I am looking to deploy my R Shiny App, however I cannot use the standard approach using runapp command and setting the IP to 0.0.0.0. I was wondering if there is any way I can output a pure HTML file that would include both the ui.R as well as the server.R functionality so I can deploy with a pure HTML file that's generated on a daily basis. Is it possible for R/Shiny to produce an index.html file that would include both the ui elements as well as emulate the server.R functionality/reactivity?

1
Short answer, no. If you want to deploy an interactive Shiny application, you need to either deploy a shiny-server or use shinyapps.ioKevin Arseneau
I would add however, you can embed Shiny functionality into documents, such as rmarkdown. This may suit your needs.Kevin Arseneau
I appreciate the reply. Would I be able to use rmarkdown to reference an R Shiny application to output a Rmarkdown file that's pure HTML? What I am getting at is essentially I can run the app on my local machine, but to deploy it to a larger audience I would most likely need a single file that's HTML since where I'm deploying wouldn't have R installed.John
it really depends what the app does. You need to pick the right tool for the job, I use shiny-server on premises and it is a simple thing. R Notebooks are self contained html with the R code embedded for reproducibility. They can be opened and edited as .Rmd files easily if you use the RStudio IDE. However, they will become very large very quickly after embedding data and any other assets to support it.Kevin Arseneau

1 Answers

11
votes

Basically, @Kevin Arschenau already pointed out the most impportant points in his comments.

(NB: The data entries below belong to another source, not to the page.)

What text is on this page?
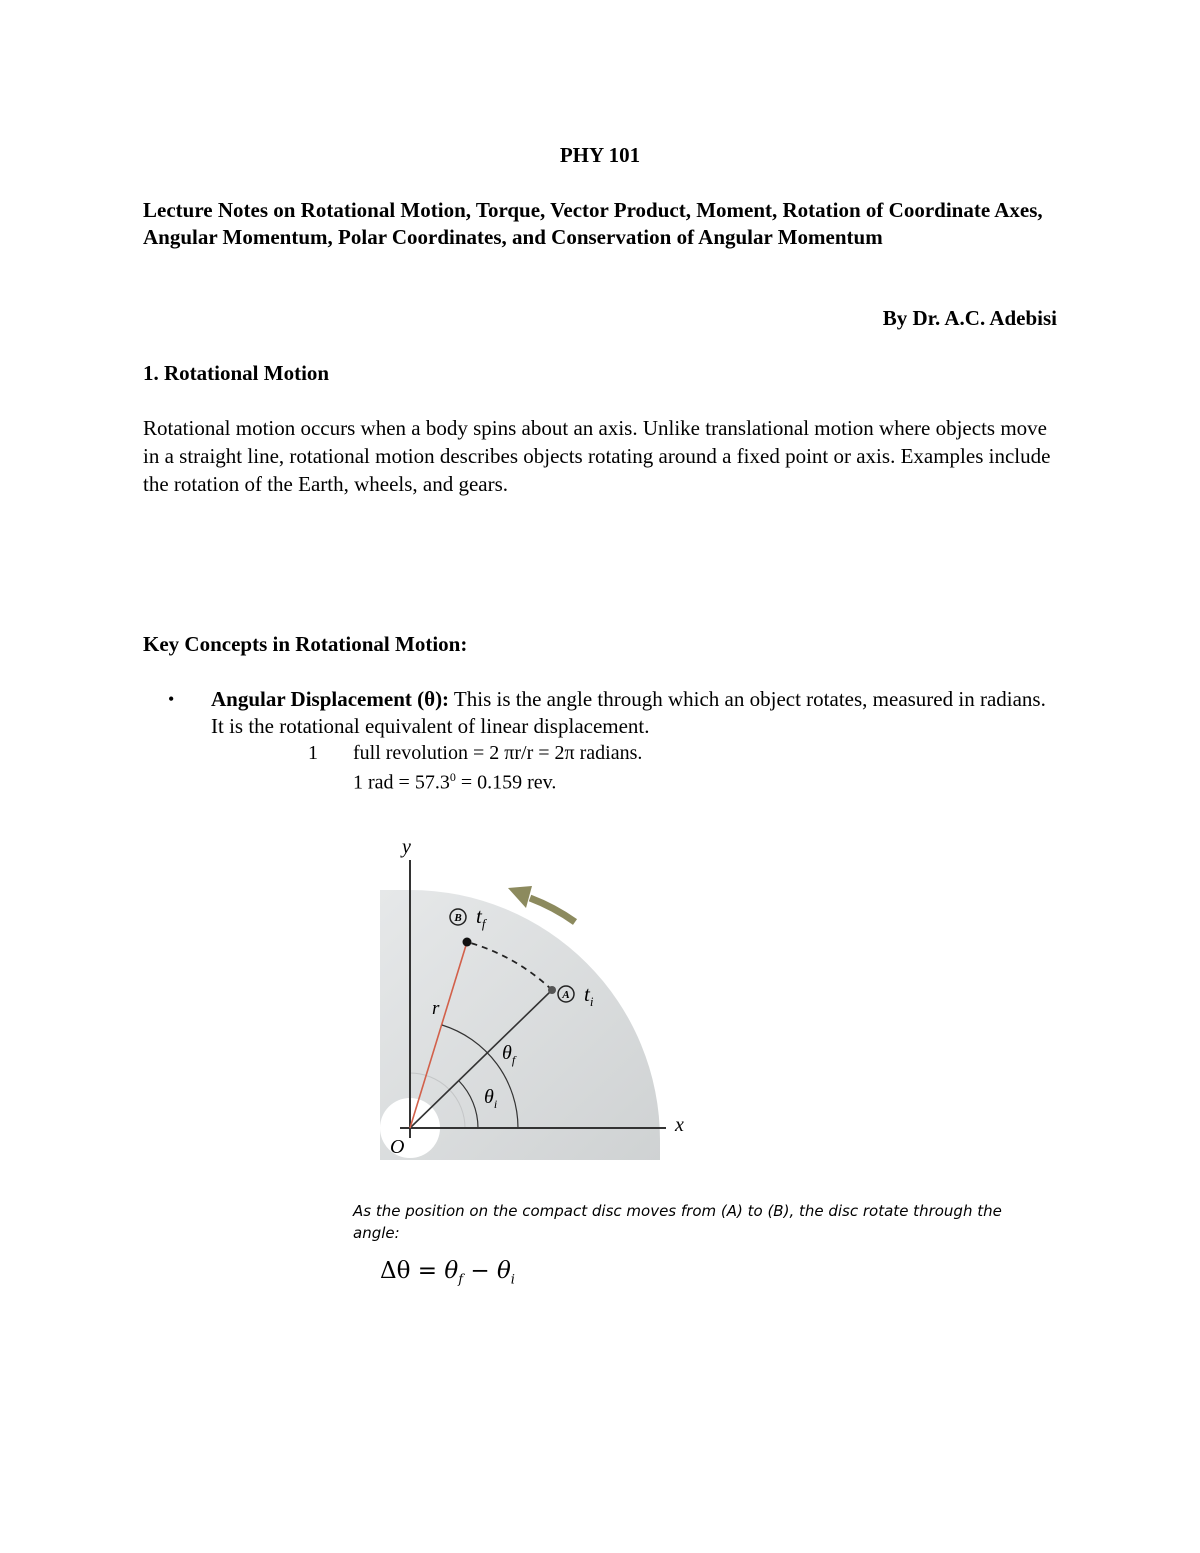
PHY 101
Lecture Notes on Rotational Motion, Torque, Vector Product, Moment, Rotation of Coordinate Axes, Angular Momentum, Polar Coordinates, and Conservation of Angular Momentum
By Dr. A.C. Adebisi
1. Rotational Motion
Rotational motion occurs when a body spins about an axis. Unlike translational motion where objects move in a straight line, rotational motion describes objects rotating around a fixed point or axis. Examples include the rotation of the Earth, wheels, and gears.
Key Concepts in Rotational Motion:
• Angular Displacement (θ): This is the angle through which an object rotates, measured in radians. It is the rotational equivalent of linear displacement.
1 full revolution = 2 πr/r = 2π radians.
1 rad = $57.3^0 = 0.159$ rev.
B
A
y
x
O
r
$t_f$
$t_i$
$\theta_f$
$\theta_i$
As the position on the compact disc moves from (A) to (B), the disc rotate through the angle:
$\Delta\theta = \theta_f - \theta_i$
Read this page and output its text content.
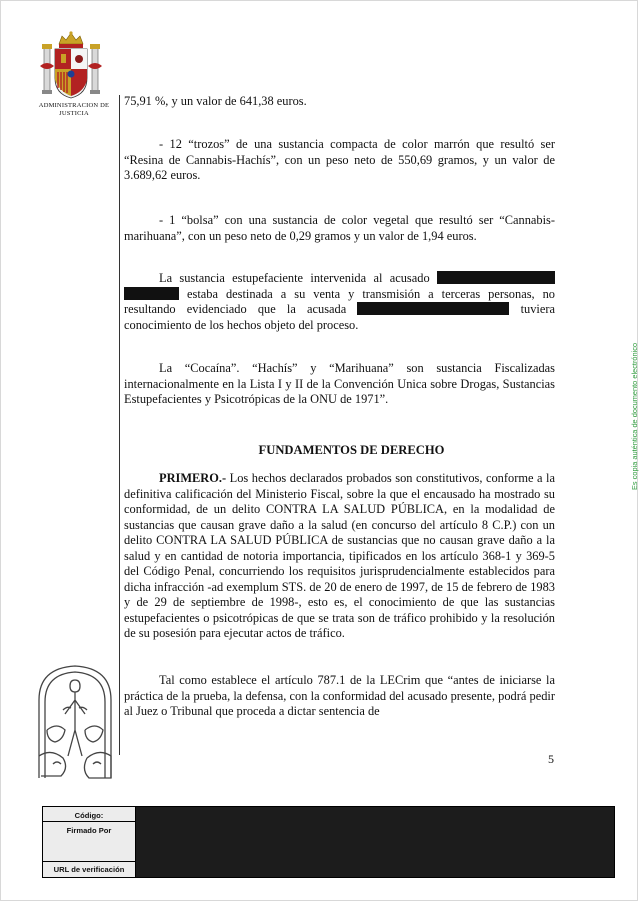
ADMINISTRACION DE JUSTICIA
75,91 %, y un valor de 641,38 euros.
- 12 “trozos” de una sustancia compacta de color marrón que resultó ser “Resina de Cannabis-Hachís”, con un peso neto de 550,69 gramos, y un valor de 3.689,62 euros.
- 1 “bolsa” con una sustancia de color vegetal que resultó ser “Cannabis-marihuana”, con un peso neto de 0,29 gramos y un valor de 1,94 euros.
La sustancia estupefaciente intervenida al acusado   estaba destinada a su venta y transmisión a terceras personas, no resultando evidenciado que la acusada	tuviera conocimiento de los hechos objeto del proceso.
La “Cocaína”. “Hachís” y “Marihuana” son sustancia Fiscalizadas internacionalmente en la Lista I y II de la Convención Unica sobre Drogas, Sustancias Estupefacientes y Psicotrópicas de la ONU de 1971”.
FUNDAMENTOS DE DERECHO
PRIMERO.- Los hechos declarados probados son constitutivos, conforme a la definitiva calificación del Ministerio Fiscal, sobre la que el encausado ha mostrado su conformidad, de un delito CONTRA LA SALUD PÚBLICA, en la modalidad de sustancias que causan grave daño a la salud (en concurso del artículo 8 C.P.) con un delito CONTRA LA SALUD PÚBLICA de sustancias que no causan grave daño a la salud y en cantidad de notoria importancia, tipificados en los artículo 368-1 y 369-5 del Código Penal, concurriendo los requisitos jurisprudencialmente establecidos para dicha infracción -ad exemplum STS. de 20 de enero de 1997, de 15 de febrero de 1983 y de 29 de septiembre de 1998-, esto es, el conocimiento de que las sustancias estupefacientes o psicotrópicas de que se trata son de tráfico prohibido y la resolución de su posesión para ejecutar actos de tráfico.
Tal como establece el artículo 787.1 de la LECrim que “antes de iniciarse la práctica de la prueba, la defensa, con la conformidad del acusado presente, podrá pedir al Juez o Tribunal que proceda a dictar sentencia de
5
Es copia auténtica de documento electrónico
Código:
Firmado Por
URL de verificación
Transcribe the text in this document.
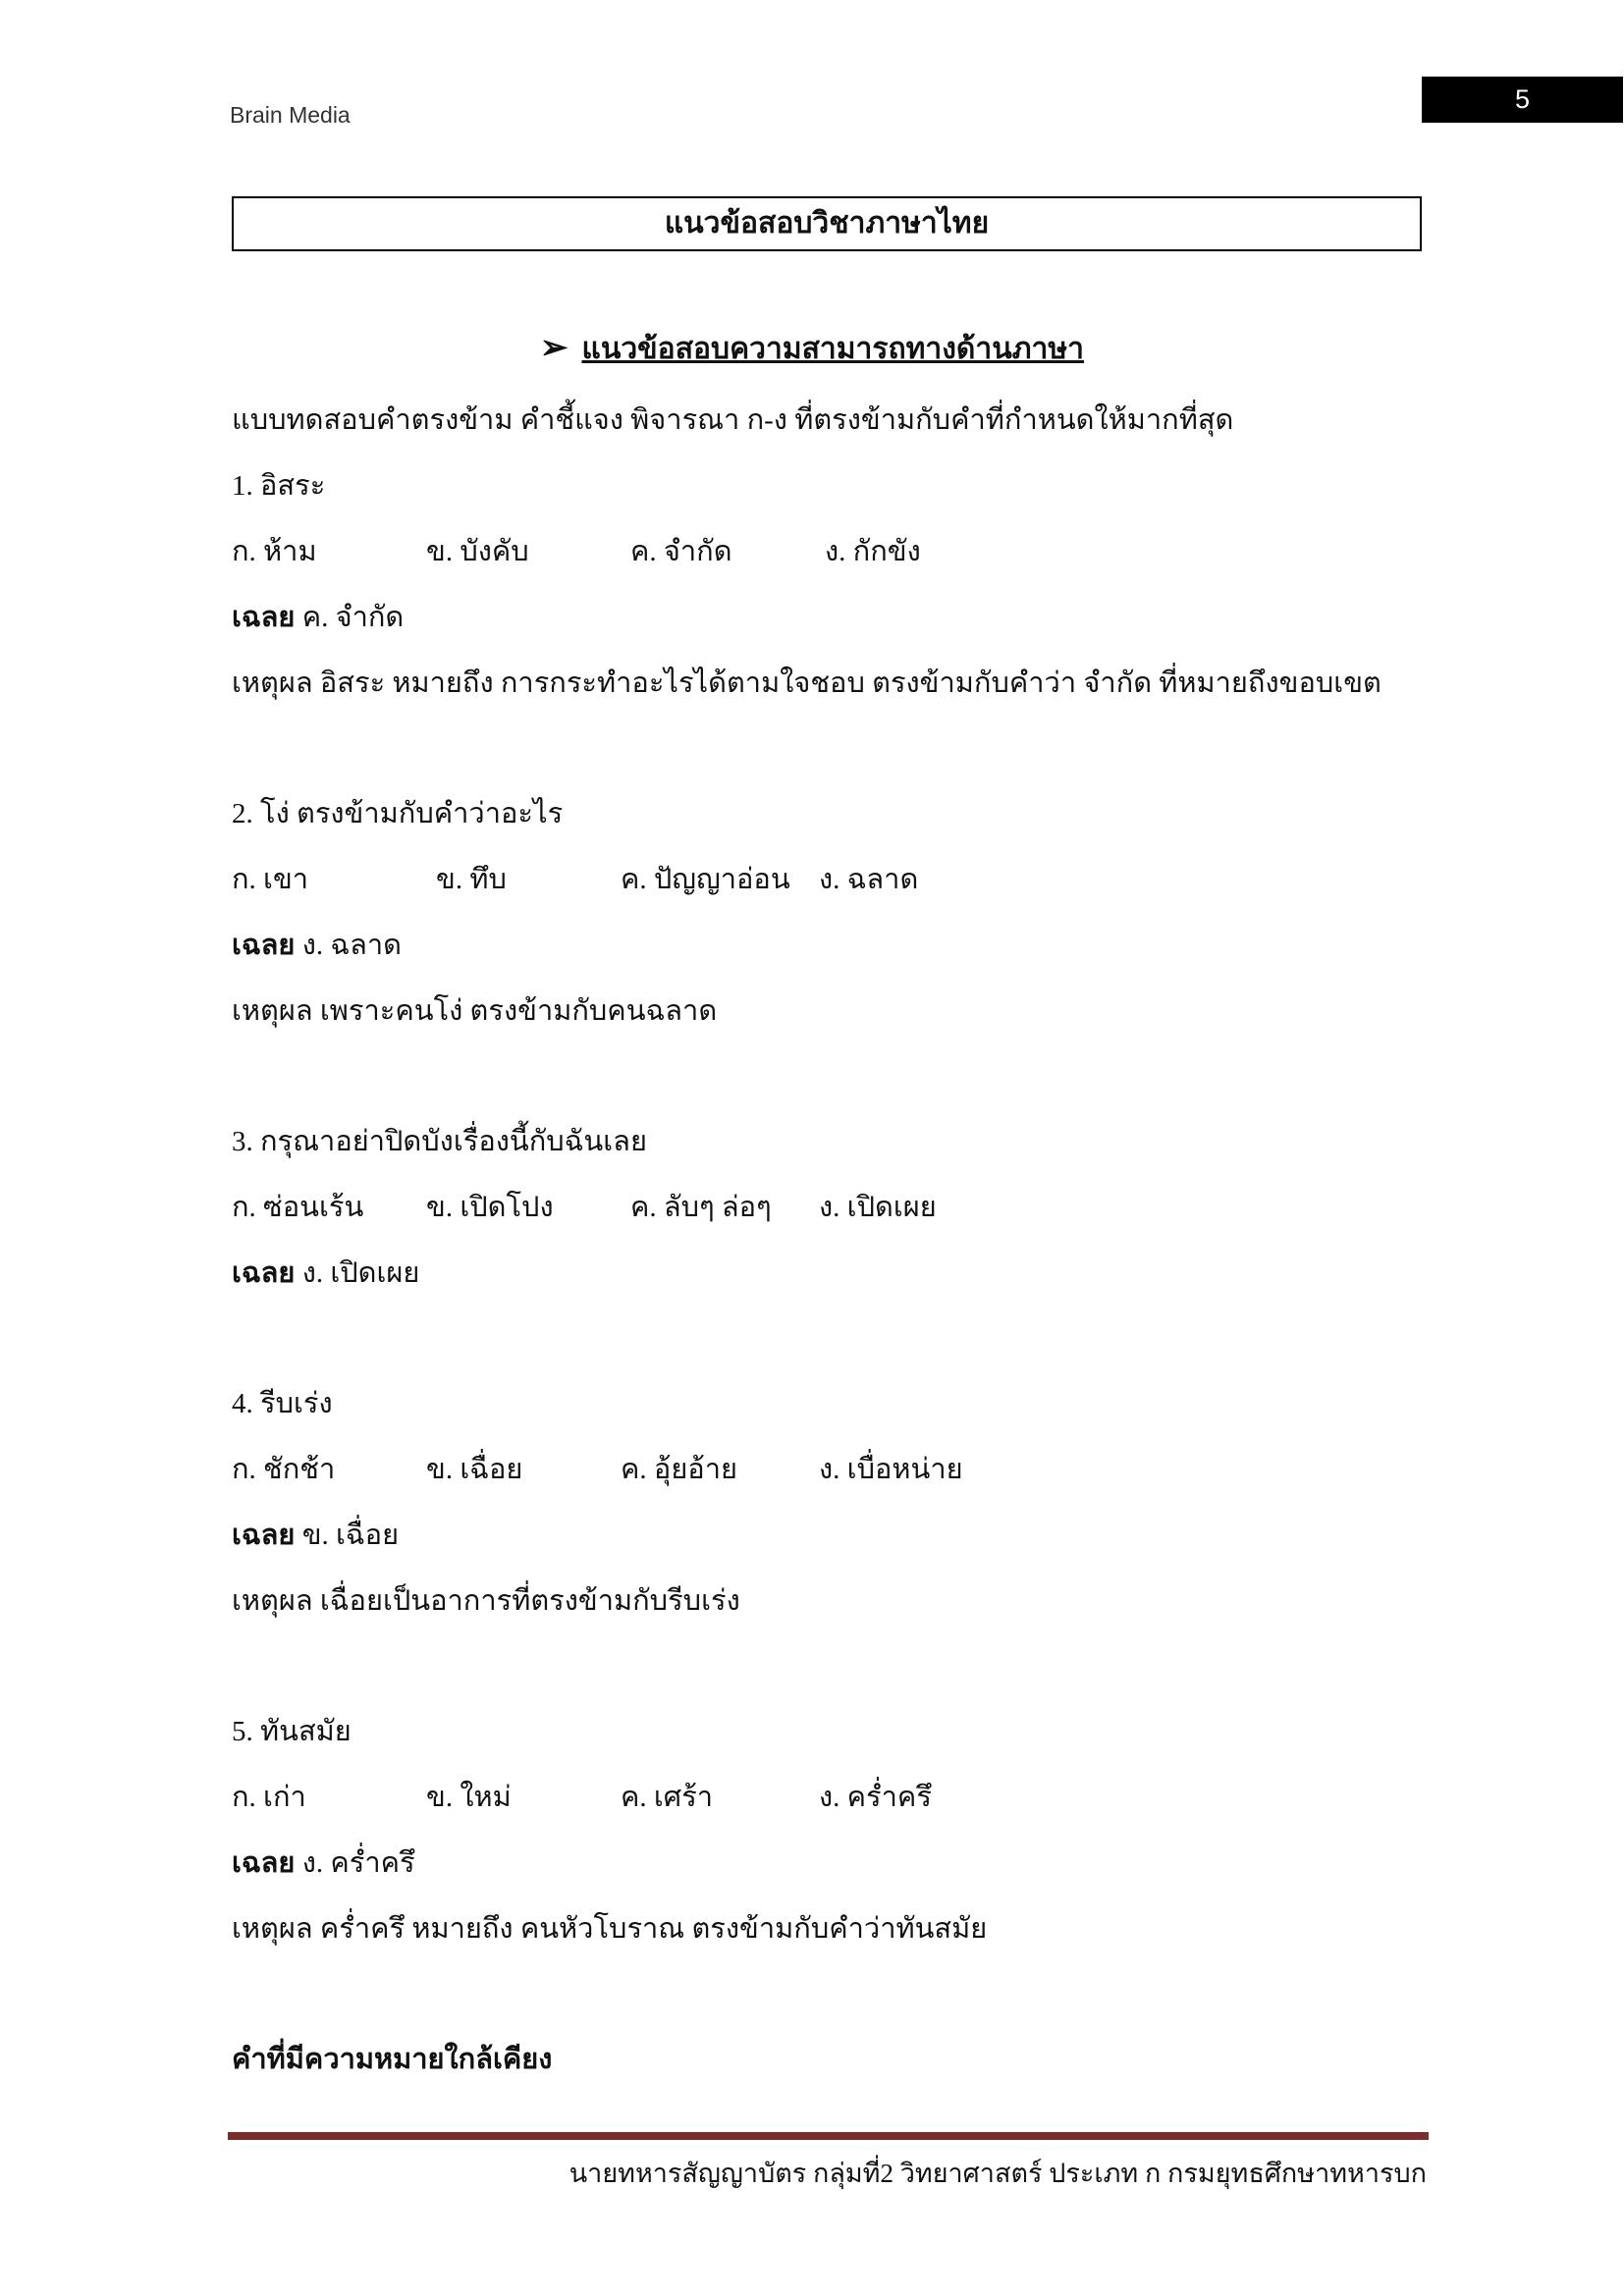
Brain Media
5
แนวข้อสอบวิชาภาษาไทย
➢ แนวข้อสอบความสามารถทางด้านภาษา
แบบทดสอบคำตรงข้าม คำชี้แจง พิจารณา ก-ง ที่ตรงข้ามกับคำที่กำหนดให้มากที่สุด
1. อิสระ
ก. ห้าม	ข. บังคับ	ค. จำกัด	ง. กักขัง
เฉลย ค. จำกัด
เหตุผล อิสระ หมายถึง การกระทำอะไรได้ตามใจชอบ ตรงข้ามกับคำว่า จำกัด ที่หมายถึงขอบเขต
2. โง่ ตรงข้ามกับคำว่าอะไร
ก. เขา	ข. ทึบ	ค. ปัญญาอ่อน ง. ฉลาด
เฉลย ง. ฉลาด
เหตุผล เพราะคนโง่ ตรงข้ามกับคนฉลาด
3. กรุณาอย่าปิดบังเรื่องนี้กับฉันเลย
ก. ซ่อนเร้น ข. เปิดโปง	ค. ลับๆ ล่อๆ ง. เปิดเผย
เฉลย ง. เปิดเผย
4. รีบเร่ง
ก. ชักช้า	ข. เฉื่อย	ค. อุ้ยอ้าย	ง. เบื่อหน่าย
เฉลย ข. เฉื่อย
เหตุผล เฉื่อยเป็นอาการที่ตรงข้ามกับรีบเร่ง
5. ทันสมัย
ก. เก่า	ข. ใหม่	ค. เศร้า	ง. คร่ำครึ
เฉลย ง. คร่ำครึ
เหตุผล คร่ำครึ หมายถึง คนหัวโบราณ ตรงข้ามกับคำว่าทันสมัย
คำที่มีความหมายใกล้เคียง
นายทหารสัญญาบัตร กลุ่มที่2 วิทยาศาสตร์ ประเภท ก กรมยุทธศึกษาทหารบก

You need an R server in order to execute a shiny app. There is no way to convert it into "pure HTML" and run the interactivity via javascript. The reason for that is that shiny apps will have to execute R code at runtime and javascript does not know how to deal with that.

If the site you want to deploy to does not have a working installation of R (and shiny-server), the only way to display a shiny app there is hosting the app on a different server and embedding it (via an iframe). For example, you can upload an app on shinyapps.io and include it in your webpage as demonstrated here.

If your company does not allow you to host the app on third-party sites (for disclosure reasons), you will have to consult the IT department and ask them to

  • install R and shiny-server on your company's server or
  • give you a VM or docker container so you can install the dependencies there

In case of docker, there are certain projects that facilitate this process. For example, shinyproxy makes it easy to create scalable apps with LDAP authentication.

If shiny-server is used directly by your company, note that there are user-limits in the free version.